Review: Gretchen Peters, Glasgow Arches
Peters has explained that the album is the creative fruit of a combined annus mirabilis/horribilis back in 2010, during which she got married (to her longtime pianist Barry Walsh), learned that her son was transgender, lost a friend of 30 years to suicide and was afflicted by wider disasters both man-made and natural.
The material’s slow ripening – into what’s been widely hailed as a career-best recording – was evident firstly in that none of it directly addressed any of the above experiences, instead eloquently reflecting the soul-searching and re-evaluation they prompted, and the eventual acceptance that “life is still a beautiful disaster”, as she put it in one of the new tracks, the gospel-tinged Dark Angel.

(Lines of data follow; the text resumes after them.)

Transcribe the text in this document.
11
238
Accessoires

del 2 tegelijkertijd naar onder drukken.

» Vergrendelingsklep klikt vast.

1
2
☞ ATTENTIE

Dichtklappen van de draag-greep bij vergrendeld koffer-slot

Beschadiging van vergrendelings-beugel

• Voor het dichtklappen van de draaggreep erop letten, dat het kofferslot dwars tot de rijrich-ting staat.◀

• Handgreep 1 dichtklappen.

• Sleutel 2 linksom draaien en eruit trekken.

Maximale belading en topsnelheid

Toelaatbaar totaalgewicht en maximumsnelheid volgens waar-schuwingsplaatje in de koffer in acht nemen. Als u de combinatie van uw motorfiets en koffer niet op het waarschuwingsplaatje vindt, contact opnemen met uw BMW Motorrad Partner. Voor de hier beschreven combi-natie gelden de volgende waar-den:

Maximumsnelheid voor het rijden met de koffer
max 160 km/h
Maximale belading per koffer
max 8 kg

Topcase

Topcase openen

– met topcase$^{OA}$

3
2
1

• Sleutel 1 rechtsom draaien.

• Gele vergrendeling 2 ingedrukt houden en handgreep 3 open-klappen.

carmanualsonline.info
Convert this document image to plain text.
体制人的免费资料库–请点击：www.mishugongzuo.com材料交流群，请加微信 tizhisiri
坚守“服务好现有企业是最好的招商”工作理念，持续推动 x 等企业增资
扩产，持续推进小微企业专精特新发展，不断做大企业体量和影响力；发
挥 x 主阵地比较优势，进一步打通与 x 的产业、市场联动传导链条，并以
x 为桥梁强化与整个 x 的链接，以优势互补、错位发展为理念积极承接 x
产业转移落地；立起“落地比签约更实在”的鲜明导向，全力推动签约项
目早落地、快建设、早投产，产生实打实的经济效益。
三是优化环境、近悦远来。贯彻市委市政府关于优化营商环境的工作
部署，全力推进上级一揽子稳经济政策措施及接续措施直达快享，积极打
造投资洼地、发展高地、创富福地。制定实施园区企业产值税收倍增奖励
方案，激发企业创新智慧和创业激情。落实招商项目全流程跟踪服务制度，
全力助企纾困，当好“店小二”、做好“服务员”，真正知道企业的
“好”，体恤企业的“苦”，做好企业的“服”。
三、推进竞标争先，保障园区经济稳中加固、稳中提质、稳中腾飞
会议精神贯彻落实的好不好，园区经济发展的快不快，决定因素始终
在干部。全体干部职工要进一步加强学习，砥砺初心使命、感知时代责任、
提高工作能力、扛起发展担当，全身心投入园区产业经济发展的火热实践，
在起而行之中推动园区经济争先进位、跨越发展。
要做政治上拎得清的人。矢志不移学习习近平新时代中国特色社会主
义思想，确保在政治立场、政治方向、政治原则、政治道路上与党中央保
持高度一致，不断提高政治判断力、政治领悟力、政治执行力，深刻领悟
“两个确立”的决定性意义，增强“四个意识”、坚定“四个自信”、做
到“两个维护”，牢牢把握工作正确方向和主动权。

Starting with its title track, Hello Cruel World – performed in its entirety here – finds richly fertile ground in such double-edged yet ultimately affirmative sentiments, often via deftly imagined characters and metaphors, like the narrator whose “complicated” lover is eponymously symbolised in The Matador, or the circus knife-thrower’s assistant in Woman on the Wheel. Five Minutes and Camille were empathetic portraits of women near despair, both studies in plainspoken yet poetic economy, while Idlewild stunningly captured the past/present perspective of recollected childhood vignettes. Peters’ compelling wordcraft was matched by equally seasoned delivery - understated yet trenchant, husky yet honeyed, and vividly articulated.